Rares sont les voix politiques dissonantes, même dans l’opposition, qui osent renvoyer au gouvernement le pâle reflet de ses liaisons dangereuses avec Israël et des dérives répressives auxquelles elles conduisent, au mépris de certaines libertés fondamentales gravées dans le marbre de la Constitution.

Aussi la vive désapprobation d’Yves Yego, candidat à la présidence de l’UDI, à l’égard de l’interdiction de la manifestation pro-palestinienne à Paris, n’en a-t-elle qu’une plus grande résonance dans le silence assourdissant et éloquent de la droite dite classique, et tend à prouver que l’indépendance revendiquée par le centre-droit n’est pas usurpée.

Le gouvernement "a fait une forme de provocation" en interdisant la manifestation pro-palestinienne samedi à Paris, et n’a pas "su affirmer l’autorité de l’Etat", a asséné celui-ci sur I-Télé, en ce lendemain d’un rassemblement en faveur de Gaza dévastée et ensanglantée, qui a bravé la censure officielle et la criminalisation du droit de manifester.

"Dans les villes de province les manifestations étaient autorisées, elles se sont bien passées. A Paris le gouvernement a pris l’irresponsabilité de l’interdire, et il y a eu des affrontements", s’est exclamé le député de Seine-et-Marne, fustigeant "une erreur du gouvernement", qui "aurait mieux fait d’encadrer cette manifestation".

"Manifester l’autorité de l’Etat vis-à-vis des casseurs, ça c’est indispensable, mais on n’interdit pas une manifestation compte tenu des circonstances, et de l’émotion d’une grande partie des Français à propos de ce qui se passe en Israël et en Palestine", a renchéri ce dernier, en estimant que "le préfet de police aurait dû donner sa démission."
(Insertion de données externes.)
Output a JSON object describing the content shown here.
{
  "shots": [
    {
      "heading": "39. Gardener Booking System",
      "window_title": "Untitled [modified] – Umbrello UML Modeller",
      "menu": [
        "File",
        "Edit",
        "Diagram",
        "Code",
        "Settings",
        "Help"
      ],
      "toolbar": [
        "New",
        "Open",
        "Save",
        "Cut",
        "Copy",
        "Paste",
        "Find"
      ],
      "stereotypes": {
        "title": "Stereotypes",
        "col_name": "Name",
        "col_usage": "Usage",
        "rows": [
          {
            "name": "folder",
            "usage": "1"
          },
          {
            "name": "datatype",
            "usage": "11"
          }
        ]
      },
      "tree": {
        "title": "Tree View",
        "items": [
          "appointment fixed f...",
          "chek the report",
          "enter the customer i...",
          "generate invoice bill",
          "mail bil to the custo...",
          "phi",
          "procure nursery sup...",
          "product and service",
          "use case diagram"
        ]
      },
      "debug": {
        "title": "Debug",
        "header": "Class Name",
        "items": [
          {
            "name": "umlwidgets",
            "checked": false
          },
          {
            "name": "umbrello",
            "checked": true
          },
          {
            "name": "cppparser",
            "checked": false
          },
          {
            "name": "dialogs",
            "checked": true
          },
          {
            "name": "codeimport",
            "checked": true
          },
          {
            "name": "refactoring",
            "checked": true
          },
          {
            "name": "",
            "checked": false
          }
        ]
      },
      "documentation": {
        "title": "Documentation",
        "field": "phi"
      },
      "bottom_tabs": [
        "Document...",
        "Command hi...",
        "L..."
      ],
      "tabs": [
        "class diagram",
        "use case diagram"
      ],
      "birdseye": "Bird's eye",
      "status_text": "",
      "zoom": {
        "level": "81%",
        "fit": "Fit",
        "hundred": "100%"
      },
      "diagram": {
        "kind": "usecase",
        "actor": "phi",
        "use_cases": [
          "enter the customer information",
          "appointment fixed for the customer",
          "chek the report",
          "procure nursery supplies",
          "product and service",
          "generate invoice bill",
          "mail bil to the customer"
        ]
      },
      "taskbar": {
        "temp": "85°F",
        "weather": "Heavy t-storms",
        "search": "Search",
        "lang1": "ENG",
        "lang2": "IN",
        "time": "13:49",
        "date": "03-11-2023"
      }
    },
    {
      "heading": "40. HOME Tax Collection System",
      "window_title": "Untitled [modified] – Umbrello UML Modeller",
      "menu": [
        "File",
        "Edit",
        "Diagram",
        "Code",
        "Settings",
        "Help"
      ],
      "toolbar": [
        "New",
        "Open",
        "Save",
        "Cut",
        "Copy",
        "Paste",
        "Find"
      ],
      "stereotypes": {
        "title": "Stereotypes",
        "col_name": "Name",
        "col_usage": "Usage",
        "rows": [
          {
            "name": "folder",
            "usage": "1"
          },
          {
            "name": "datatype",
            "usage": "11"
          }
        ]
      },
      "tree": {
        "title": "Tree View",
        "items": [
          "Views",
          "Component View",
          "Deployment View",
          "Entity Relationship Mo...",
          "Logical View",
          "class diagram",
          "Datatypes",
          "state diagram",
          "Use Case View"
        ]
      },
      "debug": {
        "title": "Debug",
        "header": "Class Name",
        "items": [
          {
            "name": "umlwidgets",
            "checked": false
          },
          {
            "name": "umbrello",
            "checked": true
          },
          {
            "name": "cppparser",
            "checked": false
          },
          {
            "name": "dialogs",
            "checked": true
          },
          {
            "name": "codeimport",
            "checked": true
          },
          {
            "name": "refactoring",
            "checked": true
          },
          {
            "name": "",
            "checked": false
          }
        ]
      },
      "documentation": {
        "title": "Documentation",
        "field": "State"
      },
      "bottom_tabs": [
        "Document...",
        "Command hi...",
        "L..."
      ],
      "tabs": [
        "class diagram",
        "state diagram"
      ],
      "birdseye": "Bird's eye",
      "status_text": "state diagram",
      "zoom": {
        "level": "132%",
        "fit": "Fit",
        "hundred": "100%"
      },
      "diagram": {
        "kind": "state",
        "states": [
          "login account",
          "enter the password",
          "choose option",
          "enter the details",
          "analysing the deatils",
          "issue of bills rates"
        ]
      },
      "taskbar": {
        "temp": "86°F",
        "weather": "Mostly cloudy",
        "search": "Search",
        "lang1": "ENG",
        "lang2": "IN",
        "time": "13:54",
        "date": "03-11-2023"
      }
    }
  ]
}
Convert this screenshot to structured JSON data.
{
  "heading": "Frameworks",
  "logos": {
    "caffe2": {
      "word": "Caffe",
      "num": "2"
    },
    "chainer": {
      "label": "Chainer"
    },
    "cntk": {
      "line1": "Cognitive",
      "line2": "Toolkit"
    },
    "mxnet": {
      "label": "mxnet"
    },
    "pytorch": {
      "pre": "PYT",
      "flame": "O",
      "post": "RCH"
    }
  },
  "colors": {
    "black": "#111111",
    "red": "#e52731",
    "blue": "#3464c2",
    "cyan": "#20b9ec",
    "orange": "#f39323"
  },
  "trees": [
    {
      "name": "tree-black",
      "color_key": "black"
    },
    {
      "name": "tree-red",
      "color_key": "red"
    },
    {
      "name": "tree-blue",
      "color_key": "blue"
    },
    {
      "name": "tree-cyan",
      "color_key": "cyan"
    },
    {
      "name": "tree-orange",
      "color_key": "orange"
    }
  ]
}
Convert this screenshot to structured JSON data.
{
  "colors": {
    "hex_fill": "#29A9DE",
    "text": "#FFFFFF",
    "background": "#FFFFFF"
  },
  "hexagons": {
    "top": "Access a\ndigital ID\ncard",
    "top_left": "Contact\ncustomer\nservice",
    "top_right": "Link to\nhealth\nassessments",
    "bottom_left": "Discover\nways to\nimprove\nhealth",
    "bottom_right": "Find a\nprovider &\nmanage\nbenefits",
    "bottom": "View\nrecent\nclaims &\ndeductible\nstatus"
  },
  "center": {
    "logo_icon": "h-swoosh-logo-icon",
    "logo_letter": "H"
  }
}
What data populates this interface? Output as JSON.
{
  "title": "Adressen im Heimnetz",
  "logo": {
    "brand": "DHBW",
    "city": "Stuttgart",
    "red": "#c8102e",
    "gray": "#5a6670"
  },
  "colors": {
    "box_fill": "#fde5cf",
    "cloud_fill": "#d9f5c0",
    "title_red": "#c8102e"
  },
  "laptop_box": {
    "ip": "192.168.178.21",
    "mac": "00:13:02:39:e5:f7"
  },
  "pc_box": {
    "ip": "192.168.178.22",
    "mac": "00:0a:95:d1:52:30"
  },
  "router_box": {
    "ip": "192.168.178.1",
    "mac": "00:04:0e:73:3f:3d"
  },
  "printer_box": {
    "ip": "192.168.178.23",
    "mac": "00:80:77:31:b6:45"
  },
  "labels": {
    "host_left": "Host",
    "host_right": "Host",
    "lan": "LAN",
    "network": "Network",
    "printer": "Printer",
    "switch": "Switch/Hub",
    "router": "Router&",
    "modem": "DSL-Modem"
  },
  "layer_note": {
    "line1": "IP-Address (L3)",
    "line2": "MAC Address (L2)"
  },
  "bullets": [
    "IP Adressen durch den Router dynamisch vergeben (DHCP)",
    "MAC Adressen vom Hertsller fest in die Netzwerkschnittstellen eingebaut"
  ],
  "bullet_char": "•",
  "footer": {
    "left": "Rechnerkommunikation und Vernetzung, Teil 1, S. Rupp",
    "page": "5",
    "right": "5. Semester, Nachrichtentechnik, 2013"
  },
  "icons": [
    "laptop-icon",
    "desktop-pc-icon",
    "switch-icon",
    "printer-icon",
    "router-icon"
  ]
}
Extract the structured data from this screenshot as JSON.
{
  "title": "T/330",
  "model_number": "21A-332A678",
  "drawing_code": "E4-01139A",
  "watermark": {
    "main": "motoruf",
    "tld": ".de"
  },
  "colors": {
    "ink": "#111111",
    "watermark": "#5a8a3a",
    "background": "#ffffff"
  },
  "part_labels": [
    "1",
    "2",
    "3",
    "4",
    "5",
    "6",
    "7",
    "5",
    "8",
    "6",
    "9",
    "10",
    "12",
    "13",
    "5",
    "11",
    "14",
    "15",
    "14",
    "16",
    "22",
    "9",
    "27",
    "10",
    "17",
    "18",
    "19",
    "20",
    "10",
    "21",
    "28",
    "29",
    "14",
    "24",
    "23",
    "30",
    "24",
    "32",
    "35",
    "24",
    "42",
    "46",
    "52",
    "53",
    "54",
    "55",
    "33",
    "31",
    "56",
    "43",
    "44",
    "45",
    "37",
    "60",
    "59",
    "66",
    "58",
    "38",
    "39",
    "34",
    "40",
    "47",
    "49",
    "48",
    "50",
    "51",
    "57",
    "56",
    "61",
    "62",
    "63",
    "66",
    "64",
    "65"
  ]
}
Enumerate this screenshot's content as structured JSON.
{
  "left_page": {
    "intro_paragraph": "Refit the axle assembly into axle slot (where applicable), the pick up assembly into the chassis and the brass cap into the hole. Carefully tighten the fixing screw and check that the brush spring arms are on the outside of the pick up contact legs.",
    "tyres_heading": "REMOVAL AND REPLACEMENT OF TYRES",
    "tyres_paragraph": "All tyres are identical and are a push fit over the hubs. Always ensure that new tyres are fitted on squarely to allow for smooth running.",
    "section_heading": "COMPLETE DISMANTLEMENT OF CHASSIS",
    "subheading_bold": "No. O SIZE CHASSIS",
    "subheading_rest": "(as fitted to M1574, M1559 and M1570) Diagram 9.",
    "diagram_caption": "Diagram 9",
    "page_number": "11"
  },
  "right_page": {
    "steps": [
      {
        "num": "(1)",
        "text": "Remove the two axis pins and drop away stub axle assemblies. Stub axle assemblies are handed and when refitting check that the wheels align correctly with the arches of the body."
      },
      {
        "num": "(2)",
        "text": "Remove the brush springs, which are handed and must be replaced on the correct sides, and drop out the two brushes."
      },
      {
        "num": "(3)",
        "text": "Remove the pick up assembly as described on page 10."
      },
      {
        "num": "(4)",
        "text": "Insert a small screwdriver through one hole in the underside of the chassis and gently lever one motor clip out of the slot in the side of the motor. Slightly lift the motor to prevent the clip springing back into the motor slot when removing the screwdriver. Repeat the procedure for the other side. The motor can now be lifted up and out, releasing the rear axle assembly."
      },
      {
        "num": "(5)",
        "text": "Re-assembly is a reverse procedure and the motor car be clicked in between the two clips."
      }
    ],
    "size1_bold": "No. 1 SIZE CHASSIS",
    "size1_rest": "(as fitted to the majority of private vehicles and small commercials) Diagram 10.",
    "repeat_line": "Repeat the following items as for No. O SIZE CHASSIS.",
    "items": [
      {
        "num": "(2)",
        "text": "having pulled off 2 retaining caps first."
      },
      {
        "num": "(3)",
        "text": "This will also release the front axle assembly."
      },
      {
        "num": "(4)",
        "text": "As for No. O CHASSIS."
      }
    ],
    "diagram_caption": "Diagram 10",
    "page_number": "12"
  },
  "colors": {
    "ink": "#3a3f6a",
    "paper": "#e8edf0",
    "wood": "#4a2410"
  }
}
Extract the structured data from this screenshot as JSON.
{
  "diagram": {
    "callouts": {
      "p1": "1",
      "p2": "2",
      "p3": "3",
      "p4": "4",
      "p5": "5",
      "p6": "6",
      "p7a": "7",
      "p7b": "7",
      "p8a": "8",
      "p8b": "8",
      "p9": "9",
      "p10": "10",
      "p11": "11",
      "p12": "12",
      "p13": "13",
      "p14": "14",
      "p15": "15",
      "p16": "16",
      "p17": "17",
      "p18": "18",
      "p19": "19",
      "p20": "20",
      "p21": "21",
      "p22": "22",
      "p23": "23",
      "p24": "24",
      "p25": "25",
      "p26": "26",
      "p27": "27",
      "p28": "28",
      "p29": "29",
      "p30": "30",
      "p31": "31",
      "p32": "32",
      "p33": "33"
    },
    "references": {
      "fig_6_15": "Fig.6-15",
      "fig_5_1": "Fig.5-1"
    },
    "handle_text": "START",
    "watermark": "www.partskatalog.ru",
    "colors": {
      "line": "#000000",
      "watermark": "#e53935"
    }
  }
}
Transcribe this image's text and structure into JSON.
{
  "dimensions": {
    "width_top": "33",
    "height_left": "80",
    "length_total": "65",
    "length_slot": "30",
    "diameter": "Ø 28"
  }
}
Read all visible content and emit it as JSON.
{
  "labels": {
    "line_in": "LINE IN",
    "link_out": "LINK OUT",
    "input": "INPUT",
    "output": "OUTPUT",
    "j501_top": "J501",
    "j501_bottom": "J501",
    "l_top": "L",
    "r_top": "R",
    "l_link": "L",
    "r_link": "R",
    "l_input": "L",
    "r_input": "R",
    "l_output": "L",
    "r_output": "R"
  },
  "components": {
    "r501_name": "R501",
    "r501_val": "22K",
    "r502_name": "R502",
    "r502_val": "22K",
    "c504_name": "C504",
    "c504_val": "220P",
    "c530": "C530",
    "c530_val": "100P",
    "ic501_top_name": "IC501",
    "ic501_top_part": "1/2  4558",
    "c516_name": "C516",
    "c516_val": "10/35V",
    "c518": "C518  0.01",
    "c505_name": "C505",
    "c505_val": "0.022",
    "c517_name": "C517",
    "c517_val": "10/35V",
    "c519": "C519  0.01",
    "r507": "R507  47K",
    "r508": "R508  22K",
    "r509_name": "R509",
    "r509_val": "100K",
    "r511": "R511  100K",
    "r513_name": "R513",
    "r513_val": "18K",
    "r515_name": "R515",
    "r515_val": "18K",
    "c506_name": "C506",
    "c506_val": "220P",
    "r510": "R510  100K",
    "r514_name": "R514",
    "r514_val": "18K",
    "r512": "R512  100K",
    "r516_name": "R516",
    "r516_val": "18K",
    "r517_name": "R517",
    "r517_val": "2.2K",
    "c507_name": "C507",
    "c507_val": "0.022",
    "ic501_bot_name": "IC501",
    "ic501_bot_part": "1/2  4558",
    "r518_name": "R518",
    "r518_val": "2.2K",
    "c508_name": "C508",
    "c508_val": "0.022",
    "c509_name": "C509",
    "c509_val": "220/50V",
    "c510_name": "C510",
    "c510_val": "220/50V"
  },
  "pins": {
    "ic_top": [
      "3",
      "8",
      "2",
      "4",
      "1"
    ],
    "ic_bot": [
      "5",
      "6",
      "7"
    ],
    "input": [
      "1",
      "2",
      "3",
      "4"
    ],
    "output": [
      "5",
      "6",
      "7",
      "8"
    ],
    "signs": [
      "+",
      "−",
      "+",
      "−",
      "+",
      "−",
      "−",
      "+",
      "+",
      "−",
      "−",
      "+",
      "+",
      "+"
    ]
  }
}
"Au fond le vivre ensemble à la française fait que arabes, musulmans, juifs, catholiques, doivent avoir la capacité de prospérer ensemble dans ce pays, de se respecter", a poursuivi le parlementaire qui brigue le fauteuil de Jean-Louis Borloo dans le courant de l'automne, avant d'alerter sur les conséquences désastreuses de cette interdiction, une première mondiale dont la France a plus à rougir qu'à s'enorgueillir : "Son irresponsabilité (au gouvernement) est une formidable campagne d’adhésion au Front national".